P D James writes: ‘We only have to think of …that dark and sinister mansion, set in the middle of the fog-shrouded moor, to appreciate how important setting can be to the establishment of atmosphere. The Hound of Wimbledon Common would hardly provide such a frisson of terror.’

She was inspired to write her novel, Devices and Desires, (1989), one of her 14 novels featuring the detective Adam Dalgliesh, while on a visit of exploration in East Anglia, when she was standing on a deserted shingle beach one day.

She writes: ‘There were a few wooden boats drawn up on the beach, a couple of brown nets slung between poles and drying in the wind and, looking out over the sullen and dangerous North Sea, I could imagine myself standing in the same place hundreds of years ago with the taste of salt on my lips and the constant hiss and withdrawing rattle of the tide. Then, turning my eyes to the south, I saw the great outline of Sizewell nuclear power station and immediately I knew that I had found the setting for my next novel.’

PD James says she was excited because she knew that however long the writing took she would eventually have a novel.

She began her research by visiting nuclear power stations and speaking to the scientists to find out how nuclear power stations are run.

Bergamo's historical upper town
I took the advice PD James gave me when I met her in the 1990s, but it was not until many years after I had interviewed her that I wrote my first novel, Death in the High City, having been inspired by the magical city of Bergamo in northern Italy.

PD James wrote her book, Talking about Detective Fiction, at the request of the Bodleian publishing department. She says she was invited by the Librarian to write a book in aid of the Library on the subject of British detective fiction, because it is a form of popular literature that had for over 50 years fascinated her and engaged her as a writer.

At the beginning she describes how the genre started in the 19th century, pinpointing The Moonstone by Wilkie Collins as the first English detective story. She then discusses the contributions of Sir Arthur Conan Doyle, with his character, Sherlock Holmes, and G K Chesterton, with his amateur sleuth, Father Brown.

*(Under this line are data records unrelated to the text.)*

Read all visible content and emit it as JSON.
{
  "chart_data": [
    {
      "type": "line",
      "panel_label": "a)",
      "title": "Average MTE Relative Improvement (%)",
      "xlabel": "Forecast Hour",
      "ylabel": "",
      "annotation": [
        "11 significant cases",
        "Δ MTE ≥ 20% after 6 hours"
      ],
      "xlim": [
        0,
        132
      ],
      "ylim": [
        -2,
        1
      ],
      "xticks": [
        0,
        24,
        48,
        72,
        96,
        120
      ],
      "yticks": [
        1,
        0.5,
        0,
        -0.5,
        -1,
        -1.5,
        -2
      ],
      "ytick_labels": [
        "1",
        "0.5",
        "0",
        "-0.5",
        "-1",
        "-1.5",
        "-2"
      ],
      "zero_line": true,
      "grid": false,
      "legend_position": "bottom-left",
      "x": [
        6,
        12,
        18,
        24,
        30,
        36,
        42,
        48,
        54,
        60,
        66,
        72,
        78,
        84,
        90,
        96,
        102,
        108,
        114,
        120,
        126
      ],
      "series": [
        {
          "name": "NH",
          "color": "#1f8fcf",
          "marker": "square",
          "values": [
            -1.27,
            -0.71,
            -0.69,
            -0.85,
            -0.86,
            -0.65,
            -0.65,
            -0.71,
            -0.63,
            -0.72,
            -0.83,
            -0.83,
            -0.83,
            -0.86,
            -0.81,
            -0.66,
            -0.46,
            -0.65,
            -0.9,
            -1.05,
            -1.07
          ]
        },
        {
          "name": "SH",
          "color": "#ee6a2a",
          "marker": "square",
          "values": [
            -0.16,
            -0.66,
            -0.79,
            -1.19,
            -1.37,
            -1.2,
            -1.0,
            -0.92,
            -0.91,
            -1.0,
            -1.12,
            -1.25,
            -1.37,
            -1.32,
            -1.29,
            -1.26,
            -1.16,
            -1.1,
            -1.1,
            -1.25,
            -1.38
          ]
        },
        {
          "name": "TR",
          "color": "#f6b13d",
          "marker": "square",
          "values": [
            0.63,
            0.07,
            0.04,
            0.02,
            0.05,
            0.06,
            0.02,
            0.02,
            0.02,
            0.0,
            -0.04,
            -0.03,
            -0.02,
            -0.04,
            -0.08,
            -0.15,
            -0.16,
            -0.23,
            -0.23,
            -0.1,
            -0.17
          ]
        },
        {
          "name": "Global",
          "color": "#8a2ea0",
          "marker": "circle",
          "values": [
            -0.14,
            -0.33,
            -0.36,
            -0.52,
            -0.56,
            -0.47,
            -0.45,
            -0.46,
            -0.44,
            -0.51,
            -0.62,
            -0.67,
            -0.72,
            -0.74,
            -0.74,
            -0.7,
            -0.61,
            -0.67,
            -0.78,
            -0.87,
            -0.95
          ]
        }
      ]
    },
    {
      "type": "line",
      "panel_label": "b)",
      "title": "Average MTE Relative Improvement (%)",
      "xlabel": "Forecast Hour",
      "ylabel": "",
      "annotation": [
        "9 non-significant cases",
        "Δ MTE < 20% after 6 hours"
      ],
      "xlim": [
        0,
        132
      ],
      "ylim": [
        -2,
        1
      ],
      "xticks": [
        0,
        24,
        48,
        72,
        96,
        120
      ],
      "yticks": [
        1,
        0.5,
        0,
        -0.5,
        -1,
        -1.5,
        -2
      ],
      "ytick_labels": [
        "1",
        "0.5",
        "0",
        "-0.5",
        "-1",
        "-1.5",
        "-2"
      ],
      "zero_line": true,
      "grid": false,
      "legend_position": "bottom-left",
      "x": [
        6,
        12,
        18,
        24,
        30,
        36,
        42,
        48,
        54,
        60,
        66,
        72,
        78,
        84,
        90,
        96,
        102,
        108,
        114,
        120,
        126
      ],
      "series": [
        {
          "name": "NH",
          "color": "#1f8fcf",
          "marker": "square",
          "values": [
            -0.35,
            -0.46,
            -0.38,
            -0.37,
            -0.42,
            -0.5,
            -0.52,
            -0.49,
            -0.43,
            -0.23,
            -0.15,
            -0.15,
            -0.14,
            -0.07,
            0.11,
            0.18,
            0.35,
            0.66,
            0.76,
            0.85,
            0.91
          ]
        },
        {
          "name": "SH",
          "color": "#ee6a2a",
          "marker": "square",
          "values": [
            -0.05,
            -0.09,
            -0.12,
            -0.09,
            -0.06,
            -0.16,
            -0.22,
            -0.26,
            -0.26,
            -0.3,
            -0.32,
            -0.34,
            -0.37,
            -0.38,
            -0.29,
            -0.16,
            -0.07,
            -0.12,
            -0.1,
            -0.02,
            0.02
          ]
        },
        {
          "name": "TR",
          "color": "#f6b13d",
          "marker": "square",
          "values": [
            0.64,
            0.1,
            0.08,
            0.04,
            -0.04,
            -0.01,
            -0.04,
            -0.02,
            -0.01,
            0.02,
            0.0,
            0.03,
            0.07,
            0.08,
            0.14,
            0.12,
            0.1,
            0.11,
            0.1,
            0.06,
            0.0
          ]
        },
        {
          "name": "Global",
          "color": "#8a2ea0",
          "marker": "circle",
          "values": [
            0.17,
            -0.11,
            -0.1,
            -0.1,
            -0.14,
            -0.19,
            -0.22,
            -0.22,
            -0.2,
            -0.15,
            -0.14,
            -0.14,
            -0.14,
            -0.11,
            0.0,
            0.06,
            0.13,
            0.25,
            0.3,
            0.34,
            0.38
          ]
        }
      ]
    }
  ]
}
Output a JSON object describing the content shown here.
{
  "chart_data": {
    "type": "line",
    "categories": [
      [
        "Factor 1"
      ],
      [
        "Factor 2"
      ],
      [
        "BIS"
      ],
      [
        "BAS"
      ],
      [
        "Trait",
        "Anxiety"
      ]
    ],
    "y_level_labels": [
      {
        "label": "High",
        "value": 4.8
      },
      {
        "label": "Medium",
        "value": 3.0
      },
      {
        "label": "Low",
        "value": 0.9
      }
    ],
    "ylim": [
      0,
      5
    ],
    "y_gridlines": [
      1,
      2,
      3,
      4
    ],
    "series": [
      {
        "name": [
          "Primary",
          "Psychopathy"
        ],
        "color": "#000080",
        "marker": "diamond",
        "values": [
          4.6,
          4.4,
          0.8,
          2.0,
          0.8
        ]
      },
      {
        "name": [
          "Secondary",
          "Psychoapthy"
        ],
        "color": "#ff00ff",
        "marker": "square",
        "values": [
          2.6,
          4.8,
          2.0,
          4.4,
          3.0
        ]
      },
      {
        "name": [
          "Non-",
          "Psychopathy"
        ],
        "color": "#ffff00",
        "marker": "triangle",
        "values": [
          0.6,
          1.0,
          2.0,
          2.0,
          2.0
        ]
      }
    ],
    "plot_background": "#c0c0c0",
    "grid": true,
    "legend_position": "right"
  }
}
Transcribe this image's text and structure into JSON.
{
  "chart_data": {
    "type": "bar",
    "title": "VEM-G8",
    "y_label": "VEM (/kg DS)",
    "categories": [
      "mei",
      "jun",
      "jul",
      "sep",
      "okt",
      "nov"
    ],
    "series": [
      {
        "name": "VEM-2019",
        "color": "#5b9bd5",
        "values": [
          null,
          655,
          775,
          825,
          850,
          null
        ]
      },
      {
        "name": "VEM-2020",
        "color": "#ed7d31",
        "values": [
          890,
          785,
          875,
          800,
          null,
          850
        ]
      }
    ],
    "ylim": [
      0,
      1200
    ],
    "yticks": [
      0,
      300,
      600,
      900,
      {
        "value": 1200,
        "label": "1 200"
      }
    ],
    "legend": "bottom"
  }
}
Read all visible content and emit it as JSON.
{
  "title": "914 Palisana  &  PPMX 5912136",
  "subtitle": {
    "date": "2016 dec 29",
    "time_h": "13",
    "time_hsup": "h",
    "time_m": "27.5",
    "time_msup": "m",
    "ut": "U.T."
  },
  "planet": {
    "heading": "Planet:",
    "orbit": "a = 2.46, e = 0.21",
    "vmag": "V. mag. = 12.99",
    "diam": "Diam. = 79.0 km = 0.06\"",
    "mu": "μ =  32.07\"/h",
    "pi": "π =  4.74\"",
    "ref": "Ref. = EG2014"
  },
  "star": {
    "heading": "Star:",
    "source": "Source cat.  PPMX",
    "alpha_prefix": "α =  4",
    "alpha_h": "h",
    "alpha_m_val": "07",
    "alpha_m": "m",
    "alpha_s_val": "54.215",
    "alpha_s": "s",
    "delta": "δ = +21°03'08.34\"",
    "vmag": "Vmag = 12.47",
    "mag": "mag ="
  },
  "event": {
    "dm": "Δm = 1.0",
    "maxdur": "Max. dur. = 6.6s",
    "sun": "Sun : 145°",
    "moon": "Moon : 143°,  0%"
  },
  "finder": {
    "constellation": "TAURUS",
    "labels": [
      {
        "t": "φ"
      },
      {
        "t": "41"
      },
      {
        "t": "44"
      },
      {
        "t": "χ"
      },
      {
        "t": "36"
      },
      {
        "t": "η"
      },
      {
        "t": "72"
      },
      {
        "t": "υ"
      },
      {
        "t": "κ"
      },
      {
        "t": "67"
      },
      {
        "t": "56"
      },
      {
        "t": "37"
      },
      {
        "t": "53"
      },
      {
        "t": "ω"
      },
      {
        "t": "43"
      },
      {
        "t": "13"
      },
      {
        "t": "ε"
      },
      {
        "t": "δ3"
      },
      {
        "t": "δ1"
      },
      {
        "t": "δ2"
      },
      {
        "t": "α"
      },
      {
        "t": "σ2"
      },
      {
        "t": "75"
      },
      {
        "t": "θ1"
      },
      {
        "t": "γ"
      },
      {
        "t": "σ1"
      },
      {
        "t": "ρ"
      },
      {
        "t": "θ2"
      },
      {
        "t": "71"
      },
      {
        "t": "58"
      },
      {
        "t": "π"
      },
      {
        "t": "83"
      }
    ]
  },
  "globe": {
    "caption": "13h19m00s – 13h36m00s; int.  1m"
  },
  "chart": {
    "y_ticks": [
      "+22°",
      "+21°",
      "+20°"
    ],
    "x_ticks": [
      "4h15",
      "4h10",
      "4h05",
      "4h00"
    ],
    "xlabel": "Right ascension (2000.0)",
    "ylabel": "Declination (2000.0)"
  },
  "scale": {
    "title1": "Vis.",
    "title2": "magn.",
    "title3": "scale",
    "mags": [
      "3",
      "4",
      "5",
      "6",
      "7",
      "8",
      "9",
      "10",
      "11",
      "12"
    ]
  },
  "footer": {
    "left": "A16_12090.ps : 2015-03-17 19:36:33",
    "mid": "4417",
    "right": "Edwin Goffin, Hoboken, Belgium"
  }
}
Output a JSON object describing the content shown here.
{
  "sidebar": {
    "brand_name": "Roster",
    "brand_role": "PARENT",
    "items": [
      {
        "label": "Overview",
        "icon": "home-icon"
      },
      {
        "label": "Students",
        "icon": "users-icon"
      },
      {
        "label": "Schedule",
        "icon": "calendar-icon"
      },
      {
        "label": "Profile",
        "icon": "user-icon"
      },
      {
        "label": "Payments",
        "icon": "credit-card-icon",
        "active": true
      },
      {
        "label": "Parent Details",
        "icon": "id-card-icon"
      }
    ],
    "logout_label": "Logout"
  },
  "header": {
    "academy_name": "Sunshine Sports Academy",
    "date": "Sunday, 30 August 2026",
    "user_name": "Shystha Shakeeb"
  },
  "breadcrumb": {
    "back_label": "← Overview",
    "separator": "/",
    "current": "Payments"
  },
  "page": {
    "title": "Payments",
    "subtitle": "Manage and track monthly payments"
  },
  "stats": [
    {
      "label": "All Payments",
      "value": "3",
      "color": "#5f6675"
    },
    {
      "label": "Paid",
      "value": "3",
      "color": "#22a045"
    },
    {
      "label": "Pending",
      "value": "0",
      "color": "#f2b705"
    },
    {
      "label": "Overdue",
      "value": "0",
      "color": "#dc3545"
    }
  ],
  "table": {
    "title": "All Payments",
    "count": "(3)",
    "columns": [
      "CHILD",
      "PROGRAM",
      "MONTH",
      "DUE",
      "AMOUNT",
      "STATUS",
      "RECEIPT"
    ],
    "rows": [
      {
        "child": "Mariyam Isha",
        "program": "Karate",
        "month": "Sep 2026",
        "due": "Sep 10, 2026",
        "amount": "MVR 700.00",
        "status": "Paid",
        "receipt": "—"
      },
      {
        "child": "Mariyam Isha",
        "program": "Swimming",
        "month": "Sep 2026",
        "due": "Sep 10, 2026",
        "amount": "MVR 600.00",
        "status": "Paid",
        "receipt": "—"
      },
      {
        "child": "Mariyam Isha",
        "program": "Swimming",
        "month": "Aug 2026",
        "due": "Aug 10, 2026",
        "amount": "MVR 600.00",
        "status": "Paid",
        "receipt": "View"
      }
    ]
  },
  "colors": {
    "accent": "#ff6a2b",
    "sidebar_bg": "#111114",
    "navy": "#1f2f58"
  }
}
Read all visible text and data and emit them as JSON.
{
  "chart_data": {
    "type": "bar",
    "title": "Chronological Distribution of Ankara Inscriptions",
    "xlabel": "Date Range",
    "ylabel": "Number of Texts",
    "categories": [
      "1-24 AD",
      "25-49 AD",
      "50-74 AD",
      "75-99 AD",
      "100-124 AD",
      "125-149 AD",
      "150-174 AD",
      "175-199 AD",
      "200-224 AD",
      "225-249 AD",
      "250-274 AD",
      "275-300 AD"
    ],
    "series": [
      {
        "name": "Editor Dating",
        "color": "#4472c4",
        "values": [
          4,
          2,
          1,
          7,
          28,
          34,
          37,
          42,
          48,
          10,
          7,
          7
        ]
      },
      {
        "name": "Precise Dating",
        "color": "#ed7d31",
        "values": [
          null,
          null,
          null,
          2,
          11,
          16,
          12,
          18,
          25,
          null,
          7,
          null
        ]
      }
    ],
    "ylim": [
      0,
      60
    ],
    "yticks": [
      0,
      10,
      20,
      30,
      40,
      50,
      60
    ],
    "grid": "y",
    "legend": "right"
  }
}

The work of the four Queens of Crime – Agatha Christie, Dorothy L Sayers, Margery Allingham and Ngaio Marsh is evaluated along with that of other Golden Age writers. She then casts her eye over the American PI offshoot from the genre and the modern developments British writers have now introduced.

Perhaps the most helpful to aspiring crime writers are the final three chapters of this fascinating little book, where P D James deals with setting, viewpoint and character.

Looking into the future, she predicts that many people will continue to turn to the detective story for ‘relief, entertainment and mild intellectual challenge.’

PD James published her final Adam Dalgliesh novel, The Private Patient, in 2008.

Talking about Detective Fiction was published by Bodleian Library in 2009.

PD James died in November 2014 in Oxford.